I wasn't entirely certain how to respond (or "retort" as Samuel L. Jackson might say) to this incisive and in-depth analysis. Fact is, Nokia's got 40% of the worldwide market and has for a good while, whatever they're selling, and Apple's not even a blip on the radar in terms of sales impact: for every iPhone sold, Nokia sells a hundred phones. He went on to advise me, with slightly better sense,

And the iPhone woke them up to the fact they sell crap.

The iPhone certainly raised a certain sort of user experience in Nokia's priorities, as it did for all handset vendors—they've been talking about work on haptics, and they demonstrated a prototype touch-based Series 60 implementation at MWC. So, they're certainly not standing still.

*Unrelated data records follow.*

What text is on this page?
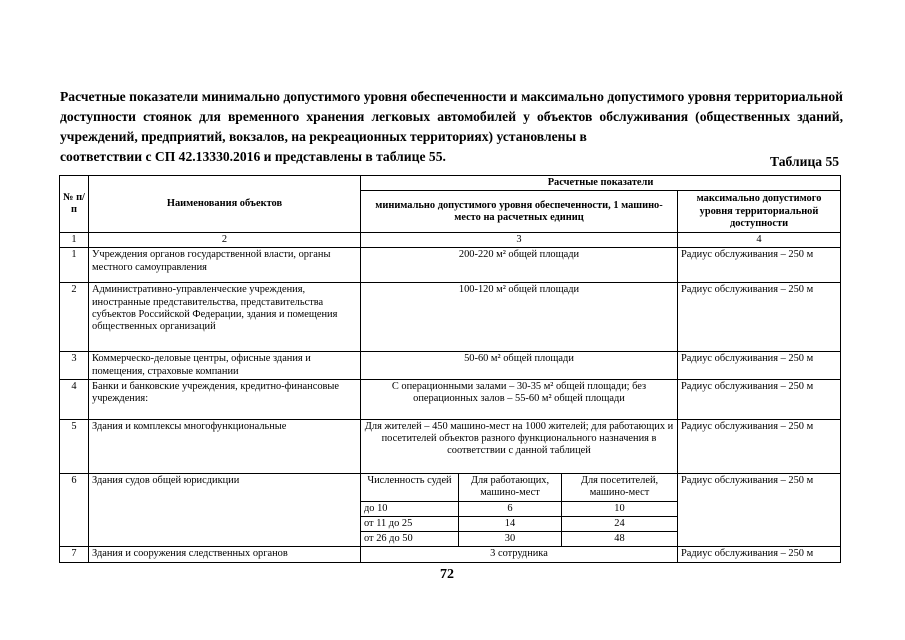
Расчетные показатели минимально допустимого уровня обеспеченности и максимально допустимого уровня территориальной доступности стоянок для временного хранения легковых автомобилей у объектов обслуживания (общественных зданий, учреждений, предприятий, вокзалов, на рекреационных территориях) установлены в
соответствии с СП 42.13330.2016 и представлены в таблице 55.	Таблица 55
№ п/п	Наименования объектов	Расчетные показатели			
		минимально допустимого уровня обеспеченности, 1 машино-место на расчетных единиц			максимально допустимого уровня территориальной доступности
1	2	3			4
1	Учреждения органов государственной власти, органы местного самоуправления	200-220 м² общей площади			Радиус обслуживания – 250 м
2	Административно-управленческие учреждения, иностранные представительства, представительства субъектов Российской Федерации, здания и помещения общественных организаций	100-120 м² общей площади			Радиус обслуживания – 250 м
3	Коммерческо-деловые центры, офисные здания и помещения, страховые компании	50-60 м² общей площади			Радиус обслуживания – 250 м
4	Банки и банковские учреждения, кредитно-финансовые учреждения:	С операционными залами – 30-35 м² общей площади; без операционных залов – 55-60 м² общей площади			Радиус обслуживания – 250 м
5	Здания и комплексы многофункциональные	Для жителей – 450 машино-мест на 1000 жителей; для работающих и посетителей объектов разного функционального назначения в соответствии с данной таблицей			Радиус обслуживания – 250 м
6	Здания судов общей юрисдикции	Численность судей	Для работающих, машино-мест	Для посетителей, машино-мест	Радиус обслуживания – 250 м
		до 10	6	10	
		от 11 до 25	14	24	
		от 26 до 50	30	48	
7	Здания и сооружения следственных органов	3 сотрудника			Радиус обслуживания – 250 м
72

This is one of the reasons that the iPhone is going to have problems, long term. Apple's always been based on the notion that they could (and many times did) come out with a product that could command the kinds of margins they needed: 30 to 60%. Companies like Nokia, and—even more so—companies like Samsung and LG are quite comfortable living on much thinner margins, margins Apple can't possibly survive on.

Apple was once the largest manufacturer of personal computers in the world, between one out of every four and one out of every five computers sold had an Apple logo on it. What happened? Windows 3.1 came out, and there was now something that was 80% as good for 60% of the price. And the Mac's share dwindled down to the single digits it's historically enjoyed since. (And don't tell me about their recently improved share, because it supports my point: you can run Windows on your Mac now.)

Apple's set themselves up to make exactly the same mistakes with the iPod and the iPhone: they can't make 'em cheap enough to compete well with something that's going to be almost as good, in its own way, and quite possibly better in some, given the shortcomings of the iPhone's hardware and software.

Now that DRM's gone down the drain, Amazon and others are starting to eat the iTunes Music Store's lunch. If you're not locked by Apple's DRM into your iTunes desktop/iTunes Music Store/iPod tripod any longer, Apple's business model is starting to look a little shakier overall. It's going to be an interesting couple of years, but Apple has as many challenges as anyone else, and they're the kind of challenges that they haven't handled especially well in the past.

It's called "hubris". And they've got a real bad case again.